別の重大なGnuTLSバグが、Linuxクライアントをサーバ攻撃にさらす

Ubuntu、Debian、およびRedHatを実行するLinux PC、および未知数のアプリケーションが、GnuTLSセキュア通信ライブラリの重大な欠陥を発見した後、再び危険にさらされています。

CodenomiconのJoonas Kuorilehtoが発見したこの欠陥は、GnuTLSを実行しているクライアントマシン上で悪意のあるサーバーがクラッシュしたり、任意のコードを実行したりすることを可能にします。

OpenSSLと同様に、GnuTLSライブラリは、セキュアなソケットレイヤー(SSL)とトランスポートレイヤーセキュリティー(TLS)プロトコルをPC、サーバー、およびアプリケーションに実装して、安全でないチャネルで暗号化された通信を提供します。

Red Hatの監査は脆弱性を発見し、攻撃者がGnuTLSに偽のSSL証明書を受け入れ、アプリケーションやいくつかのLinuxディストリビューションを偽装攻撃に晒すことを許していました。

ライブラリは約200のオペレーティングシステムとアプリケーションで使用されていると考えられていますが、間違いなく多くのものがありました。

GnuTLSは、土曜日の最新のバグの勧告を発表したRedHatによると、クライアントとサーバーの間のTLS / SSLハンドシェイク中にセッションIDの長さが不十分であるかどうかをチェックしています。

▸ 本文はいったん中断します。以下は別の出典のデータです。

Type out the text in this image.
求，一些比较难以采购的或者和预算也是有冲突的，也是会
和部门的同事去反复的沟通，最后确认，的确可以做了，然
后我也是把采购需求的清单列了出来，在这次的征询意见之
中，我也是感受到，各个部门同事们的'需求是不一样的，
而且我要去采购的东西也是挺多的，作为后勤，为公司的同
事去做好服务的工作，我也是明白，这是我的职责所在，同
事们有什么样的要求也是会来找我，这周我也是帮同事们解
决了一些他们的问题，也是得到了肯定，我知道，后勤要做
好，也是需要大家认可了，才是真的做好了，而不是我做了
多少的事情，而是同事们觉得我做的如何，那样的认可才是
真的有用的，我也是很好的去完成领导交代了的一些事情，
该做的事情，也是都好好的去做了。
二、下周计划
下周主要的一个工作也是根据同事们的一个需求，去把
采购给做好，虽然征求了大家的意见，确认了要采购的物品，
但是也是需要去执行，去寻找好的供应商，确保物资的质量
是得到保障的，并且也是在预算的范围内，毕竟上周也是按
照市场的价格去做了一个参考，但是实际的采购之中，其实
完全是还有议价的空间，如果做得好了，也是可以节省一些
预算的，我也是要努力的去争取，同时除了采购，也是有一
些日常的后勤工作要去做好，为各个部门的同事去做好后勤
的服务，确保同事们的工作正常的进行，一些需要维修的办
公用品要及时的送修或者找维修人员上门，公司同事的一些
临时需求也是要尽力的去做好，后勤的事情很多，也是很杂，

“GnuTLSがTLS / SSLハンドシェイクのServer HelloパケットからセッションIDを解析する方法に欠陥が発見されました悪意のあるサーバーがこの欠陥を使用してセッションID値を過度に送信し、接続するTLS / SSLクライアントGnuTLSを使用してクラッシュさせたり、場合によっては任意のコードを実行する可能性があります。

この欠陥はread_server_hello()/ _gnutls_read_server_hello()にあり、session_id_lenが入ってくるパケットサイズを超えないようにチェックされますが、最大セッションIDの長さを超えないようにチェックされていません。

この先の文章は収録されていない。